Accelerator and on-chip calculation module thereof

Technical Field

The invention relates to the field of convolutional neural networks, in particular to an accelerator and an on-chip calculation module of the accelerator.

Background

A Convolutional Neural Network (CNN) is a feed-forward neural network whose artificial neurons can respond to a portion of the coverage of surrounding cells, and performs well for large image processing. It mainly includes a convolution layer (convolutional layer) and a pooling layer (Pooling layer). Convolutional neural networks have been widely used for image classification, object recognition, and target tracking.

The convolutional neural network calculation can be implemented on the basis of hardware such as an FPGA (Field-Programmable Gate Array), a chip, and the like.

The calculation of the convolutional neural network can be divided into two major types, one type is tensor convolution operation, and the method is characterized in that multiplication and accumulation calculation is taken as a core, and the corresponding operator type in the neural network is convolution, deconvolution, cavity, full connection and the like; the second category is batch normalization, linear rectification, Sigmoid functions, quantization calculations, tensor addition, tensor hadamard products, etc. calculations. These operations are characterized by element-wise computations, i.e., the operations are applied independently to each element in the tensor.

In the calculation, the calculation can be performed with 16bit/24bit/32bit quantized data. In recent years, low-precision quantitative calculation methods represented by imperial viation and google 8bit quantization have appeared, and have better advantages in terms of storage bandwidth, hardware resources, calculation speed and power consumption.

The convolutional neural network calculation has the advantage of high precision. However, the defects of large data bandwidth requirement, large occupied storage resource and large power consumption still exist.

Disclosure of Invention

In order to overcome the defects in the prior art, the invention provides an accelerator and an on-chip calculation module of the accelerator, so as to reduce the requirement of data bandwidth, reduce storage resources and reduce power consumption in the calculation of a convolutional neural network.

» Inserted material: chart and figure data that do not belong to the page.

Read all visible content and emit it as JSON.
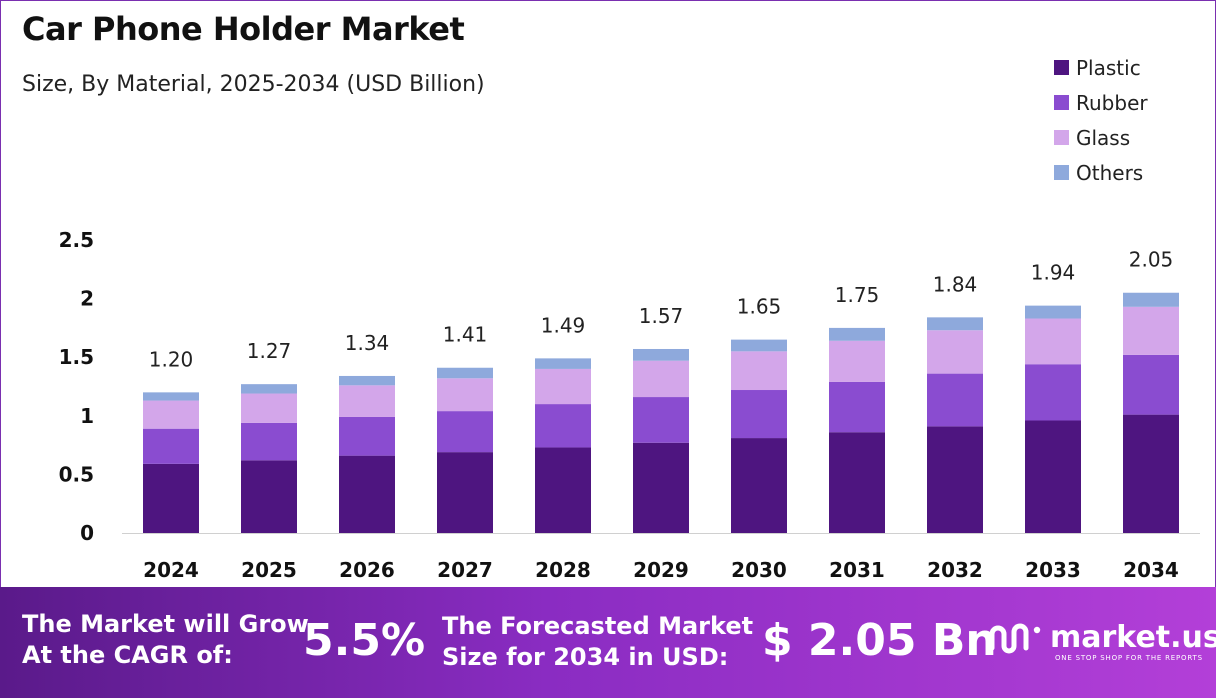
{
  "chart_data": {
    "type": "stacked_bar",
    "title": "Car Phone Holder Market",
    "subtitle": "Size, By Material, 2025-2034 (USD Billion)",
    "categories": [
      "2024",
      "2025",
      "2026",
      "2027",
      "2028",
      "2029",
      "2030",
      "2031",
      "2032",
      "2033",
      "2034"
    ],
    "series": [
      {
        "name": "Plastic",
        "color": "#4e1580",
        "values": [
          0.59,
          0.62,
          0.66,
          0.69,
          0.73,
          0.77,
          0.81,
          0.86,
          0.91,
          0.96,
          1.01
        ]
      },
      {
        "name": "Rubber",
        "color": "#8a4cd0",
        "values": [
          0.3,
          0.32,
          0.33,
          0.35,
          0.37,
          0.39,
          0.41,
          0.43,
          0.45,
          0.48,
          0.51
        ]
      },
      {
        "name": "Glass",
        "color": "#d3a6ea",
        "values": [
          0.24,
          0.25,
          0.27,
          0.28,
          0.3,
          0.31,
          0.33,
          0.35,
          0.37,
          0.39,
          0.41
        ]
      },
      {
        "name": "Others",
        "color": "#8ea9dc",
        "values": [
          0.07,
          0.08,
          0.08,
          0.09,
          0.09,
          0.1,
          0.1,
          0.11,
          0.11,
          0.11,
          0.12
        ]
      }
    ],
    "totals": [
      "1.20",
      "1.27",
      "1.34",
      "1.41",
      "1.49",
      "1.57",
      "1.65",
      "1.75",
      "1.84",
      "1.94",
      "2.05"
    ],
    "yticks": [
      "0",
      "0.5",
      "1",
      "1.5",
      "2",
      "2.5"
    ],
    "ylim": [
      0,
      2.5
    ],
    "legend_position": "top-right"
  },
  "footer": {
    "cagr_line1": "The Market will Grow",
    "cagr_line2": "At the CAGR of:",
    "cagr_value": "5.5%",
    "forecast_line1": "The Forecasted Market",
    "forecast_line2": "Size for 2034 in USD:",
    "forecast_value": "$ 2.05 Bn",
    "brand_name": "market.us",
    "brand_tagline": "ONE STOP SHOP FOR THE REPORTS"
  }
}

According to an aspect of the present invention, there is provided an accelerator on-chip computation module, including:

a parameter distribution module configured to distribute the calculation parameters;

a data distribution module configured to distribute computing data;

the multiplication and addition module comprises a first adder, a first multiplier, a second adder and a second multiplier which are connected in sequence, and the first adder is connected to the data distribution module;

a plurality of selectors, each selector including a first input terminal connected to the data distribution module, a second input terminal connected to the parameter distribution module, and an output terminal, the output terminals of the selectors being respectively connected to the first adder, the first multiplier, the second adder, and the second multiplier, the selector being configured to select a data from the first input terminal and the second input terminal to be output by the output terminal of the selector,

wherein the first adder, the first multiplier, the second adder, the second multiplier, and the selector are configured to cause the on-accelerator-chip computation module to perform different computation functions.

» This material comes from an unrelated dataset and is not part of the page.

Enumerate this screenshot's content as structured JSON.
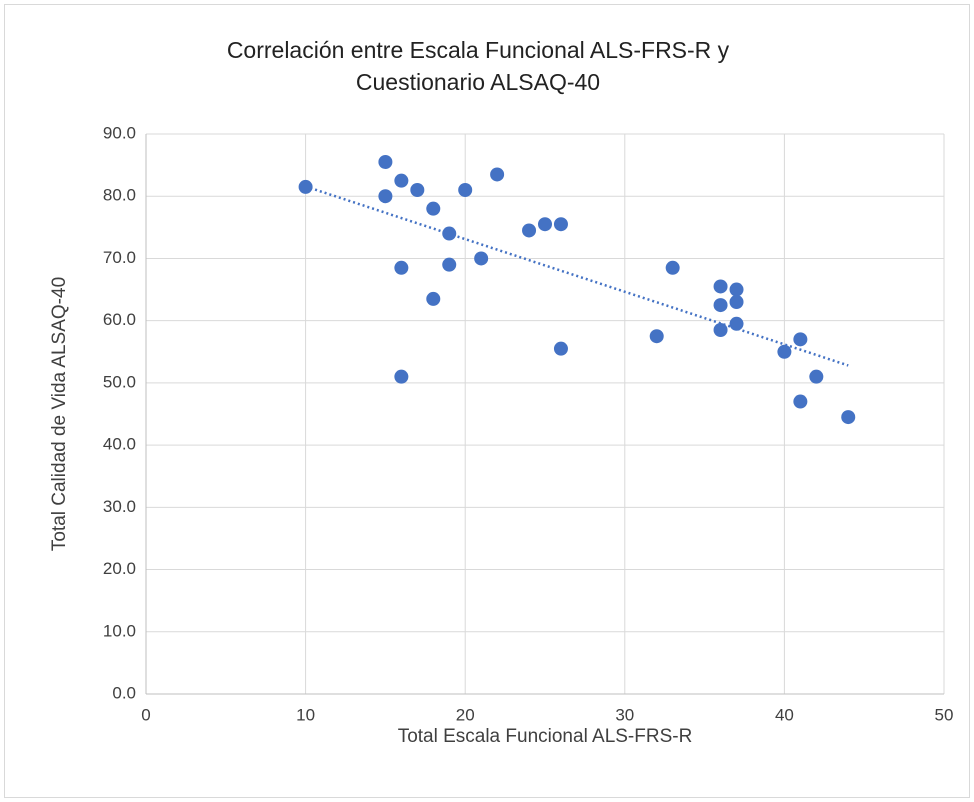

In some embodiments of the present application, a comparator is further connected between the first multiplier and the first adder, and the comparator is configured to determine whether to enable the comparator according to a configuration.

In some embodiments of the present application, further comprising:

and the inverse quantization module is connected to the output end of the multiplication and addition module.

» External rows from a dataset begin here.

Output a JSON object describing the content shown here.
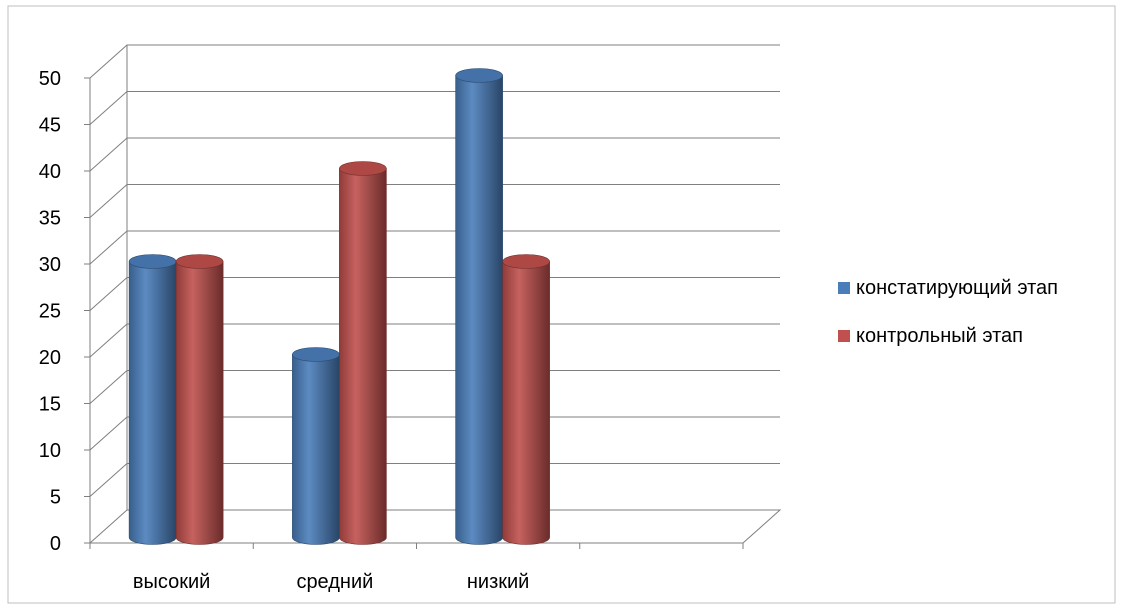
{
  "chart_data": {
    "type": "bar",
    "style": "3d-cylinder",
    "categories": [
      "высокий",
      "средний",
      "низкий",
      ""
    ],
    "series": [
      {
        "name": "констатирующий этап",
        "values": [
          30,
          20,
          50,
          null
        ],
        "color": "#4a7ebb"
      },
      {
        "name": "контрольный этап",
        "values": [
          30,
          40,
          30,
          null
        ],
        "color": "#c0504d"
      }
    ],
    "ylim": [
      0,
      50
    ],
    "yticks": [
      0,
      5,
      10,
      15,
      20,
      25,
      30,
      35,
      40,
      45,
      50
    ],
    "grid": true,
    "legend_position": "right",
    "title": "",
    "xlabel": "",
    "ylabel": ""
  }
}
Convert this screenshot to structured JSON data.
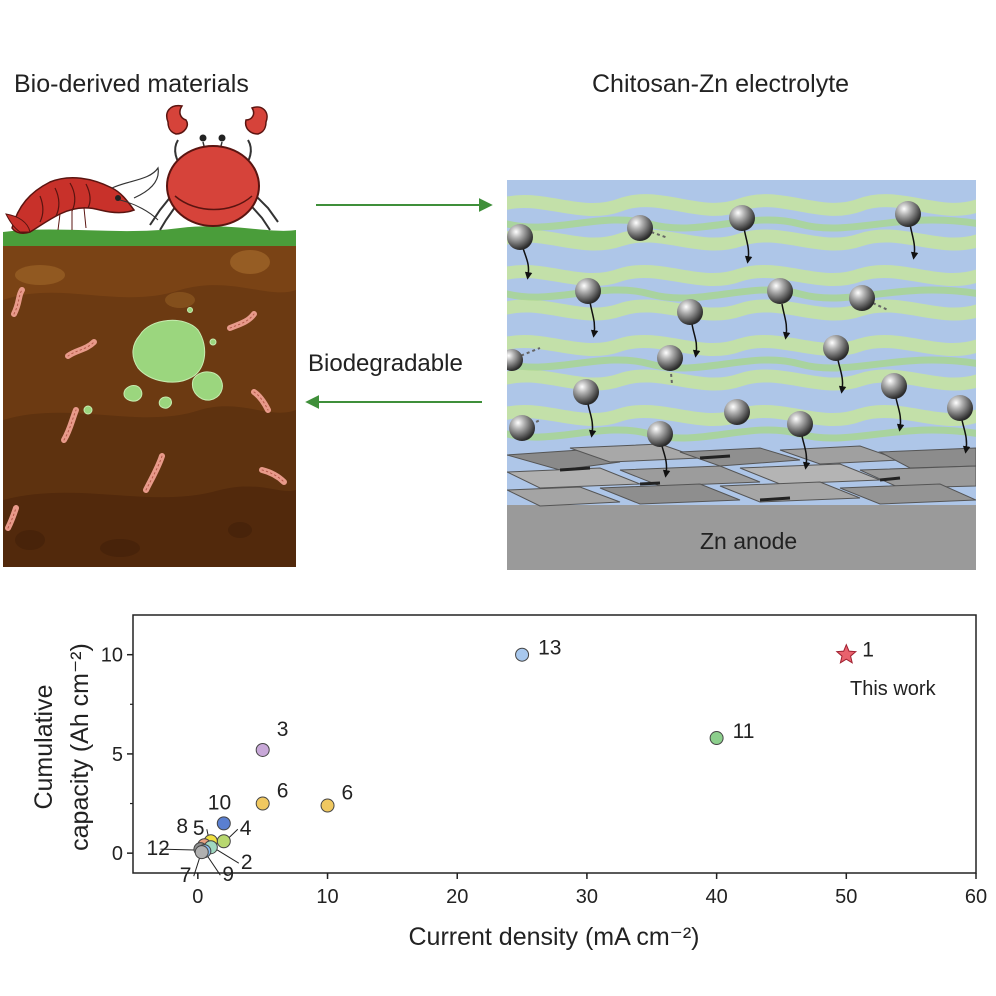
{
  "diagram": {
    "left_title": "Bio-derived materials",
    "right_title": "Chitosan-Zn electrolyte",
    "arrow_label": "Biodegradable",
    "anode_label": "Zn anode"
  },
  "colors": {
    "soil": "#7a4315",
    "grass": "#4a9d3a",
    "arrow": "#3f8f3a",
    "electrolyte_bg": "#aec6e8",
    "chitosan": "#c5e2a6",
    "anode": "#9a9a9a"
  },
  "chart_data": {
    "type": "scatter",
    "xlabel": "Current density (mA cm⁻²)",
    "ylabel_line1": "Cumulative",
    "ylabel_line2": "capacity (Ah cm⁻²)",
    "xlim": [
      -5,
      60
    ],
    "ylim": [
      -1,
      12
    ],
    "xticks": [
      0,
      10,
      20,
      30,
      40,
      50,
      60
    ],
    "yticks": [
      0,
      5,
      10
    ],
    "grid": false,
    "annotation": "This work",
    "points": [
      {
        "label": "1",
        "x": 50,
        "y": 10,
        "color": "#e8626d",
        "marker": "star"
      },
      {
        "label": "13",
        "x": 25,
        "y": 10,
        "color": "#a8c8ee",
        "marker": "circle"
      },
      {
        "label": "11",
        "x": 40,
        "y": 5.8,
        "color": "#8ccf8c",
        "marker": "circle"
      },
      {
        "label": "3",
        "x": 5,
        "y": 5.2,
        "color": "#c8a8d8",
        "marker": "circle"
      },
      {
        "label": "6",
        "x": 5,
        "y": 2.5,
        "color": "#f0c860",
        "marker": "circle"
      },
      {
        "label": "6",
        "x": 10,
        "y": 2.4,
        "color": "#f0c860",
        "marker": "circle"
      },
      {
        "label": "10",
        "x": 2,
        "y": 1.5,
        "color": "#5a7fd0",
        "marker": "circle"
      },
      {
        "label": "4",
        "x": 2,
        "y": 0.6,
        "color": "#b8d870",
        "marker": "circle"
      },
      {
        "label": "5",
        "x": 1,
        "y": 0.6,
        "color": "#f0e040",
        "marker": "circle"
      },
      {
        "label": "8",
        "x": 0.5,
        "y": 0.4,
        "color": "#e8a080",
        "marker": "circle"
      },
      {
        "label": "2",
        "x": 1,
        "y": 0.3,
        "color": "#a0d8c0",
        "marker": "circle"
      },
      {
        "label": "12",
        "x": 0.2,
        "y": 0.2,
        "color": "#909090",
        "marker": "circle"
      },
      {
        "label": "9",
        "x": 0.5,
        "y": 0.1,
        "color": "#88bbee",
        "marker": "circle"
      },
      {
        "label": "7",
        "x": 0.3,
        "y": 0.05,
        "color": "#b0b0b0",
        "marker": "circle"
      }
    ]
  }
}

In some embodiments of the present application, the on-accelerator-chip computation module supports cascaded computation of multiple computation functions.

In some embodiments of the present application, the parameter distribution module and the data distribution module read from the memory the calculation parameters and calculation data required by the plurality of cascaded calculation functions currently at a time.

In some embodiments of the present application, the computing functionality comprises: tensor addition, tensor Hadamard product, Sigmoid function, linear rectification and batch standardization.

In some embodiments of the present application, the computing functionality further comprises: a quantization conversion function.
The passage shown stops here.